LAUSR

Abstract Naphthalene, polyacenes and graphene are considered aromatic. Existing models for polyacenes predict a linearly increasing aromatic stabilization energy (ASE) and give little insights into their high reactivity and decreasing stability. Graphene’s aromaticity has been studied only qualitatively suggesting alternate Clar’s sextet and two-electrons per ring, and ASE estimates are missing. In this paper, various Enthalpy of Hydrogenation (ΔHhydro) and isodesmic schemes have been proposed and compared for the estimation of naphthalene ASE. Results show that ΔHhydro schemes are simple to design, are equivalent to isodesmic schemes, and unconjugated unsaturated reference systems predict ASE values in agreement with literature reports. Partially aromatic reference systems underestimate ASE. ΔHhydro schemes require calculations for a smaller number of structures, and offer scope for experimental validation, and involve enthalpy differences. Polyacene (X-axis extensions of benzene) ASE estimates (using ΔHhydro scheme) correlate well with experimental instability data and offer new chemical physical insights. ASEs extrapolated from quadratic and logarithmic regression models have been used to estimate the largest polyacene with limiting ASE values.
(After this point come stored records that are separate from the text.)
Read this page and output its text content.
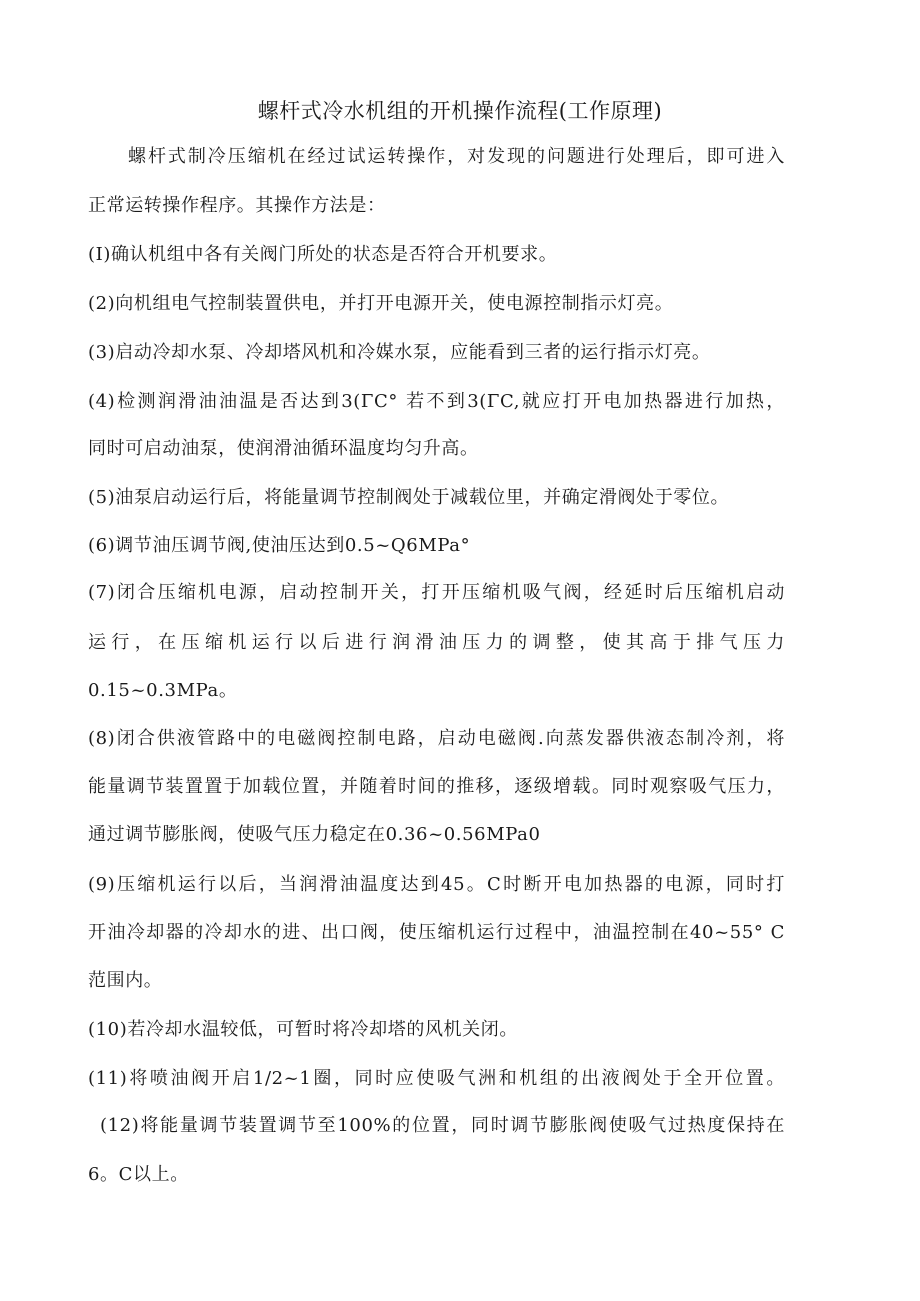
螺杆式冷水机组的开机操作流程(工作原理)
螺杆式制冷压缩机在经过试运转操作，对发现的问题进行处理后，即可进入
正常运转操作程序。其操作方法是：
(I)确认机组中各有关阀门所处的状态是否符合开机要求。
(2)向机组电气控制装置供电，并打开电源开关，使电源控制指示灯亮。
(3)启动冷却水泵、冷却塔风机和冷媒水泵，应能看到三者的运行指示灯亮。
(4)检测润滑油油温是否达到3(ΓC° 若不到3(ΓC,就应打开电加热器进行加热，
同时可启动油泵，使润滑油循环温度均匀升高。
(5)油泵启动运行后，将能量调节控制阀处于减载位里，并确定滑阀处于零位。
(6)调节油压调节阀,使油压达到0.5~Q6MPa°
(7)闭合压缩机电源，启动控制开关，打开压缩机吸气阀，经延时后压缩机启动
运行，在压缩机运行以后进行润滑油压力的调整，使其高于排气压力
0.15~0.3MPa。
(8)闭合供液管路中的电磁阀控制电路，启动电磁阀.向蒸发器供液态制冷剂，将
能量调节装置置于加载位置，并随着时间的推移，逐级增载。同时观察吸气压力，
通过调节膨胀阀，使吸气压力稳定在0.36~0.56MPa0
(9)压缩机运行以后，当润滑油温度达到45。C时断开电加热器的电源，同时打
开油冷却器的冷却水的进、出口阀，使压缩机运行过程中，油温控制在40~55° C
范围内。
(10)若冷却水温较低，可暂时将冷却塔的风机关闭。
(11)将喷油阀开启1/2~1圈，同时应使吸气洲和机组的出液阀处于全开位置。
(12)将能量调节装置调节至100%的位置，同时调节膨胀阀使吸气过热度保持在
6。C以上。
ASE values for Pyrene (Y-axis extension of benzene) and higher analogues (here called pyrene-vertacenes) are estimated using ΔHhydro schemes. Further truncated graphene models and graphene are approximated as combinations of polyacene and pyrene-vertacene units. First ever ASE and molecular sizes (22–255 nM) estimates predict nanometer size ranges for flat graphene in agreement with recent experiments and offer new physical insights. These ASE and size estimates for graphene will prove useful in the design of novel energy (hydrogen) storage, electronic and material science applications.